JOSEPH K. GAYDOS is chief scientist for the SeaDoc Society, a marine science and conservation program focused on the Salish Sea. He is a licensed wildlife veterinarian and has a PhD in wildlife health. For over a decade he has been studying the fish and wildlife of the Salish Sea.

AUDREY DELELLA BENEDICT is a biologist, writer, and passionate advocate for the conservation of the global ocean and Arctic and alpine environments the world over. She is founder and director of Cloud Ridge Naturalists, a nonprofit natural history educational organization now in its fourth decade. She is currently a member of the board of the SeaDoc Society and served for nearly a decade as a trustee for the Colorado chapter of The Nature Conservancy, from which she received the prestigious One Conservancy Award in 2003 for her work in Ecuador. Audrey splits her time between her home at 9,000 feet along the Colorado Front Range and her off-grid cottage on San Juan’s Frost Island.


Previous books by the authors

Buy the book at your local bookstore or on Amazon.

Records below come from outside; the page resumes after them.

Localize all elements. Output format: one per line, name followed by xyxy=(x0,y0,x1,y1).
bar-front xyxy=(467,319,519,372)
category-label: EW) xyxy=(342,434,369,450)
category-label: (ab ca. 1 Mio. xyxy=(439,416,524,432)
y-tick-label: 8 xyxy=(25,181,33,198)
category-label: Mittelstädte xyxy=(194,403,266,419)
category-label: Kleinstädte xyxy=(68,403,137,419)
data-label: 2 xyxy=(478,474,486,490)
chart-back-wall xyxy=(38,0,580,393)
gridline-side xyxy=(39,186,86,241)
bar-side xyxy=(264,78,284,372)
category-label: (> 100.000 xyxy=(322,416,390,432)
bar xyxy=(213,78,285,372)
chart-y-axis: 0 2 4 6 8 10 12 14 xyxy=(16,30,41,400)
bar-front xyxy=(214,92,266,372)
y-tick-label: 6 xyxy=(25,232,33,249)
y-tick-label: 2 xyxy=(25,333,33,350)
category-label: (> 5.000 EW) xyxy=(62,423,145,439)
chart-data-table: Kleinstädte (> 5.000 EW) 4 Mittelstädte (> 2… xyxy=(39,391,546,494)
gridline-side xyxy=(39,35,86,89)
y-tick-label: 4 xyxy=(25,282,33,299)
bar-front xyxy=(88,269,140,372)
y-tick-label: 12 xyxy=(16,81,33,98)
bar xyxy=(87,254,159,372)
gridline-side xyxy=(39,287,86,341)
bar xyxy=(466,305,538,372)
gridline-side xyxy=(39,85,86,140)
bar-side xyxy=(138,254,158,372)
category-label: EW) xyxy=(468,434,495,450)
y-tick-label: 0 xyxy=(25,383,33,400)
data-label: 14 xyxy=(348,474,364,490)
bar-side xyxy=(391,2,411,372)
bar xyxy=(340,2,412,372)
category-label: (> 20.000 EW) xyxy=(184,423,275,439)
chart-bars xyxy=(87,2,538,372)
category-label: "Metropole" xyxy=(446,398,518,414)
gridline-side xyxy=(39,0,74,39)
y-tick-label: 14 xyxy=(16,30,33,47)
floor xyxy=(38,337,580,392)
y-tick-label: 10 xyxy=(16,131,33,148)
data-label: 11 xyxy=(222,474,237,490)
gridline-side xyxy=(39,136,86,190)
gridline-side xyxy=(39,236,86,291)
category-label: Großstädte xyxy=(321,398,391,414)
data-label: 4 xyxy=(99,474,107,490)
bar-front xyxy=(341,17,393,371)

SeaDoc’s first book, The Salish Sea: Jewel of the Pacific Northwest by Audrey DeLella Benedict and Joseph K. Gaydos (Sasquatch Books, March 2015), combines a scientist’s inquiring mind, dramatic color photographs, and a lively narrative of compelling stories. This is the first book of its kind to describe the Salish Sea, whose name was not even officially recognized until 2008. One of the world’s largest inland seas, the Salish Sea contains 6,535 square miles of sea surface area and 4,642 miles of coastline. Fashioned by the violent volcanism of the Pacific Rim of Fire, plate tectonics, and the sculptural magic wrought by Ice Age glaciers, the Salish Sea is a unique ecosystem home to thousands of different species of mammals, birds, fish, reptiles, and macro-invertebrates=

Amongst breathtaking color photography, The Salish Sea takes a look at the region’s geology, fauna, and history, and ends with hope for the protection of its future. The reader is left with a sense of wonder for this intricate marine ecosystem and the life that it sustains.